Джордж услышал голос Джима. Они переходили от группы к группе, прислушивались к разговорам этих возлюбивших ненависть людей. Неожиданно Джим заговорил, негромко, мягким, хрипловатым голосом, добродушно и вместе с тем властно, он втолковывал людям, что они ошибаются, что боксеры не были споены, что встреча не была подтасована, что этот результат был справедливым и неизбежным. А затем Джордж услышал, как один из тех дворняжьих голосов зарычал в ответ с ненавистью и насмешкой, как искривленный, отвратительный рот выпалил грязное слово. Потом все произошло в мгновение ока. Джим схватил это существо одной рукой за грудки, приподнял и затряс, будто крысу.
– Послушай, мистер! – В его хрипловатом голосе прозвучала убийственная горячность, от которой пронзительно спорившая толпа притихла, а лицо этого существа стало грязно-серым. – Я никому на свете не позволю так себя называть! Еще слово, и я сломаю твою гнусную шею!
Он снова встряхнул это существо так, что голова у того дернулась, будто у сломанной куклы. Потом опустил, словно бросив грязную тряпку, повернулся к товарищам и спокойно сказал:
– Пошли, ребята. Нечего здесь делать.
И все ночные существа расступались перед ним.

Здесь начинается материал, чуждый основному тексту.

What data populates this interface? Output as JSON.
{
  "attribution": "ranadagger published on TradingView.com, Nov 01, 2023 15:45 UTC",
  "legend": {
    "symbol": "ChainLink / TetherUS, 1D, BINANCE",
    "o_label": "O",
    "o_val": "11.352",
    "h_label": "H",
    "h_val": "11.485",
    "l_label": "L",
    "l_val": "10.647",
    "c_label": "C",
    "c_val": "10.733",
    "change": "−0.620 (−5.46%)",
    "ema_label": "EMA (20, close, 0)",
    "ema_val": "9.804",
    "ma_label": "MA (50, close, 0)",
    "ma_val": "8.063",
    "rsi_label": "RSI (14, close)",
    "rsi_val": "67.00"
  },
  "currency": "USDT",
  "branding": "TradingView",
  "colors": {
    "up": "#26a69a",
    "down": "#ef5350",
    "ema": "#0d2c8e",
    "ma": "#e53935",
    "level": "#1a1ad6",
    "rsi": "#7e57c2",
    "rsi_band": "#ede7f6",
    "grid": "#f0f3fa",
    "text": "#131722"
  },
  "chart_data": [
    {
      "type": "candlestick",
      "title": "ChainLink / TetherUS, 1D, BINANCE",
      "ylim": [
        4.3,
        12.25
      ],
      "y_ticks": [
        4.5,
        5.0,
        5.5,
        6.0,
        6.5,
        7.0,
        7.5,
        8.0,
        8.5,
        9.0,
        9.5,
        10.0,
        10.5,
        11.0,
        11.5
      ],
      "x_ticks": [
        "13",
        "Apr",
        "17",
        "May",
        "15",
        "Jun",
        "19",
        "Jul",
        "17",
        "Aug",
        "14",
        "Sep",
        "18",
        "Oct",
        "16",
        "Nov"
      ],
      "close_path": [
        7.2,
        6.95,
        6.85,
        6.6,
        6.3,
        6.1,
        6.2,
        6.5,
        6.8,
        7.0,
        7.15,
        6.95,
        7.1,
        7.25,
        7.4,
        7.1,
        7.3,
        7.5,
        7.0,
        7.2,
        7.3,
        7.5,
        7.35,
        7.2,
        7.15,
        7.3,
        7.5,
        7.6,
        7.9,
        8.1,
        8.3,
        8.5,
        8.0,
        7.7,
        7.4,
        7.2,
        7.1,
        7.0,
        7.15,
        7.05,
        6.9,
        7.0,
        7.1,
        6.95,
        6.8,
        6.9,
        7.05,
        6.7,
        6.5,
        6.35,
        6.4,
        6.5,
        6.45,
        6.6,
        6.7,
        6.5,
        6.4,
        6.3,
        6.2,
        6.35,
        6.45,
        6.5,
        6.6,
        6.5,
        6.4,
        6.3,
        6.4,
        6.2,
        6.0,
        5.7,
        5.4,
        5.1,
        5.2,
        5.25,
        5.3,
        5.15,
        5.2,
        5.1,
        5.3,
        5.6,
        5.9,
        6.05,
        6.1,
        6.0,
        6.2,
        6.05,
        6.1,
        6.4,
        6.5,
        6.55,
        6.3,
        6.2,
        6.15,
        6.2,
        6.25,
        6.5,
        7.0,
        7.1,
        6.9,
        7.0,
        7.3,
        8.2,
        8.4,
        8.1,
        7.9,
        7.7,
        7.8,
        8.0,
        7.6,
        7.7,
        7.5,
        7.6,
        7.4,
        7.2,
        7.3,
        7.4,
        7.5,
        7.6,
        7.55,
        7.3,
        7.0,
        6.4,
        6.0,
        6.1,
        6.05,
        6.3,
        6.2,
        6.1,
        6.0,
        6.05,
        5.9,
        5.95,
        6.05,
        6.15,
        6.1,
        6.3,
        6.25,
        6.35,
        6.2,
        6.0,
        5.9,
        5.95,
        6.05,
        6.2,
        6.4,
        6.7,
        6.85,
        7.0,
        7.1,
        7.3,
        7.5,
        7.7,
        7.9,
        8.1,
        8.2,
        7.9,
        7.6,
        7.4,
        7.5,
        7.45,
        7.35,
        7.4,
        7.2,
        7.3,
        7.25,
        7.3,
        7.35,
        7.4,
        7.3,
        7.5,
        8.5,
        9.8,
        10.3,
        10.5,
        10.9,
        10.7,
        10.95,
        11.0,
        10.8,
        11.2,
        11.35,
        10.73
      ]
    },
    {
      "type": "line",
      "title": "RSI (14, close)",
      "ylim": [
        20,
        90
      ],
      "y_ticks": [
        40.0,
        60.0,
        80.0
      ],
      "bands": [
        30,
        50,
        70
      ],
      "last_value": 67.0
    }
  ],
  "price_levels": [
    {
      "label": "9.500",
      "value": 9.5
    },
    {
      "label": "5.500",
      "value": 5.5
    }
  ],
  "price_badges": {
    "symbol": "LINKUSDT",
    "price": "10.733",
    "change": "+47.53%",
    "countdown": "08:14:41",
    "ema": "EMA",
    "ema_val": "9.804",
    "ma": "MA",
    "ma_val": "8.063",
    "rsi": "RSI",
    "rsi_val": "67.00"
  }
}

Бедняга Джим! Он тоже походил на существо из другого мира. Со всеми его безрассудством и сентиментальностью, со всеми недостатками и детским тщеславием он был одним из последних героических представителей уже сошедшего со сцены поколения, в котором мы, видимо, нуждались. Но песенка его была спета.
Джордж Уэббер вырос в юношу чуть повыше среднего роста, примерно пяти футов девяти-десяти дюймов, но производил впечатление более низкого из-за сложения и осанки. Ходил он, чуть сутулясь, голова, слегка выставленная вперед, крепко сидела на короткой шее между плечами очень мощными, грузными по сравнению с нижней частью тела – ногами и бедрами. Грудь у него была выпуклой, но что особенно выделялось – это руки и кисти рук, из-за которых он получил в детстве прозвище Обезьян: руки были необычайно длинными, а кисти, как и ступни, очень большими, с длинными, словно бы сплюснутыми на концах пальцами, вечно загнутыми внутрь. Эта необычная длина рук, свисавших почти до колен, вкупе с широкими, сутулыми плечами и выставленной вперед головой придавали всей его фигуре какой-то сгорбленный, приземистый вид.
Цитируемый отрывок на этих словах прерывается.